Эш не повернулся сразу, но плечи его медленно расправились. Он перевел дыхание, а когда повернулся, никакой дистанции между ними уже не было, и оба вернулись к своим привычным ролям, мастера и ученика.
— Тебе надо хорошенько поспать. Завтра у нас долгий день. Если захочешь, поговорим утром.
Нико лег, положив под голову руку. Эш принял позу для медитации, выровнял дыхание и сосредоточил взгляд на двери.

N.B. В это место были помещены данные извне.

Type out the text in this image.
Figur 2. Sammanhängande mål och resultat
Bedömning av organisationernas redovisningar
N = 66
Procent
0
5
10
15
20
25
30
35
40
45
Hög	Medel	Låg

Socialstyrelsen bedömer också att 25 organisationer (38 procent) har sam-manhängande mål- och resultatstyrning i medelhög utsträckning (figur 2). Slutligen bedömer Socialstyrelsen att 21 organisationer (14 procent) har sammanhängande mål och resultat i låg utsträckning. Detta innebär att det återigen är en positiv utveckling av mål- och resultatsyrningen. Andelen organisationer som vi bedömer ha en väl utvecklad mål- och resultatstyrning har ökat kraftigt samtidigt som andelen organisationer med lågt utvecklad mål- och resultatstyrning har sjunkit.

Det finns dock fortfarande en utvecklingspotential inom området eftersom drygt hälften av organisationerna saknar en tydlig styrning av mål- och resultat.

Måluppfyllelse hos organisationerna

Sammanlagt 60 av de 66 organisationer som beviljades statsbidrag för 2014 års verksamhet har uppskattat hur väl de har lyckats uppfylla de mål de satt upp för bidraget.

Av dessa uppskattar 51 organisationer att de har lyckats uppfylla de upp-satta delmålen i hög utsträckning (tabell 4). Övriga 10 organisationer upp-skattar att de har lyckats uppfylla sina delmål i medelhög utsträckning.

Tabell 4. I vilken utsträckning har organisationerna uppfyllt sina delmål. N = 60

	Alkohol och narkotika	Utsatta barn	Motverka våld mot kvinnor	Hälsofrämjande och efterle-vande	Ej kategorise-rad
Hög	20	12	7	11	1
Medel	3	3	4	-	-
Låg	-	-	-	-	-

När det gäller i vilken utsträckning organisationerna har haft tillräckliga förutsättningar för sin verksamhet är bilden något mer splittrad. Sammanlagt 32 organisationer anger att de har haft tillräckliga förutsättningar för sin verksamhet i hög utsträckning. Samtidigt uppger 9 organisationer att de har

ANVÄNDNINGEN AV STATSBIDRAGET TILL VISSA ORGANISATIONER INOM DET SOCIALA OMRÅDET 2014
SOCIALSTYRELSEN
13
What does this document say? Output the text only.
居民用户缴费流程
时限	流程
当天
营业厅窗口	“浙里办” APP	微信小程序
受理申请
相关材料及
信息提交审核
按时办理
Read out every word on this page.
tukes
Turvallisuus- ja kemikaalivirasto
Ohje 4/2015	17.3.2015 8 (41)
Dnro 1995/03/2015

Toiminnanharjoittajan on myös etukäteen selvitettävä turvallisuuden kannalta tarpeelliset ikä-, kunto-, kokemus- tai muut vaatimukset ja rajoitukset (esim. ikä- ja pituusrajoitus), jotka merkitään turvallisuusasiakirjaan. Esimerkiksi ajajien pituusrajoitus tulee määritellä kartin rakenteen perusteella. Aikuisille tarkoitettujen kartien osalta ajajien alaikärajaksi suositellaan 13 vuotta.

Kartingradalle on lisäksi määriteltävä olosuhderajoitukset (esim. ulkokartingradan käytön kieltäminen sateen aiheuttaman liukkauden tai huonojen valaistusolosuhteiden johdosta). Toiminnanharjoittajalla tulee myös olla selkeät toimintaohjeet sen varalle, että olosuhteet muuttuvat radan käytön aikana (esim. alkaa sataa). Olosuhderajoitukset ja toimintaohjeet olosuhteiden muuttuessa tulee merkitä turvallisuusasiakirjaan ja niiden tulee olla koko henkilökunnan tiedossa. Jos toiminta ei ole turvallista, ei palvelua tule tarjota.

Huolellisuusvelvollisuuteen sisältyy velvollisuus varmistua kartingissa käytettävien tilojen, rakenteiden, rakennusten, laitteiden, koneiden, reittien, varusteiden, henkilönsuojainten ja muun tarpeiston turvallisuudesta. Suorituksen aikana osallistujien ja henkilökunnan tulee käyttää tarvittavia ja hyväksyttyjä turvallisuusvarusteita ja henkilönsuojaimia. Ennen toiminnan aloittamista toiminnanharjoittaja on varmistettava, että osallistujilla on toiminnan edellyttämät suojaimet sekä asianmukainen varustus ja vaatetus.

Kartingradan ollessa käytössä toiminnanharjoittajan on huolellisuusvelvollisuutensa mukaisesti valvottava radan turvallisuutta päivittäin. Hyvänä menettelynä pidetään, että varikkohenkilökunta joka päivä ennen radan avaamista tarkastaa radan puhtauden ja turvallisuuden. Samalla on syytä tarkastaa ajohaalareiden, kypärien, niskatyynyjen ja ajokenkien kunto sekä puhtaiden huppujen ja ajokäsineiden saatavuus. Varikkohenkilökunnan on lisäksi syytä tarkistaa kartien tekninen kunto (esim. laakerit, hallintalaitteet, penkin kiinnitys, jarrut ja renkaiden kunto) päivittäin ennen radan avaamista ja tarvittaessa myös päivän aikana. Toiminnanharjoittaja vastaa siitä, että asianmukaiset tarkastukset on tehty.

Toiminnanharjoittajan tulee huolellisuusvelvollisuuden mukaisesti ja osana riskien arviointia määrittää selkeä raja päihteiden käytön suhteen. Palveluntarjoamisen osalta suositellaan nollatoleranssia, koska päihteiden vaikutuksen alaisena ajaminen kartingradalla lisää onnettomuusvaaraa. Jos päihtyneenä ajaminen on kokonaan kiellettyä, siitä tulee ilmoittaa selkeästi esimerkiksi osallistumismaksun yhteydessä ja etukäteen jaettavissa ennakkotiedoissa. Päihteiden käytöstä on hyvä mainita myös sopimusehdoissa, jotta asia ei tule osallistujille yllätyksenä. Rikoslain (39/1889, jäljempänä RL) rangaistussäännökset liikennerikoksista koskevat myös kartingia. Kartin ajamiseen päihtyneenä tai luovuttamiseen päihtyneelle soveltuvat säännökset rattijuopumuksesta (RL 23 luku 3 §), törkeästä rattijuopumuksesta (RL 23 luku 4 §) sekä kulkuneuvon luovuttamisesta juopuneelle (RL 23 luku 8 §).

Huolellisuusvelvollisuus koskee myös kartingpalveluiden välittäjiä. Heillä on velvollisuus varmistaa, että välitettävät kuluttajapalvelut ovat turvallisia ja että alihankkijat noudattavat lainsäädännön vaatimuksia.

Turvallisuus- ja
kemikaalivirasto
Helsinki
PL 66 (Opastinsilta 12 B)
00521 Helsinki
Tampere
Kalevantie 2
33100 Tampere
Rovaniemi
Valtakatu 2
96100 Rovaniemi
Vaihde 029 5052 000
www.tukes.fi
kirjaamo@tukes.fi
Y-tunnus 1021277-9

Нико смотрел на потолок, до которого было не больше двух футов, и видел трещины в штукатурке, темные пятна сырости, теплый дрожащий отсвет лампы. Он слушал, как звякают, проваливаясь и катясь вниз, монетки. Он представлял их долгий путь по невидимым желобкам, путь, заканчивающийся в крепком, надежном сейфе, спрятанном в глубоком подвале.
Сколько еще осталось старику? Должно быть, у него какая-то болезнь, что-то неизлечимое.
Он знал теперь, что останется со стариком до конца, несмотря на все сомнения, несмотря даже на то, что решение это основано на чувстве верности и сострадании, а не на искреннем желании остаться.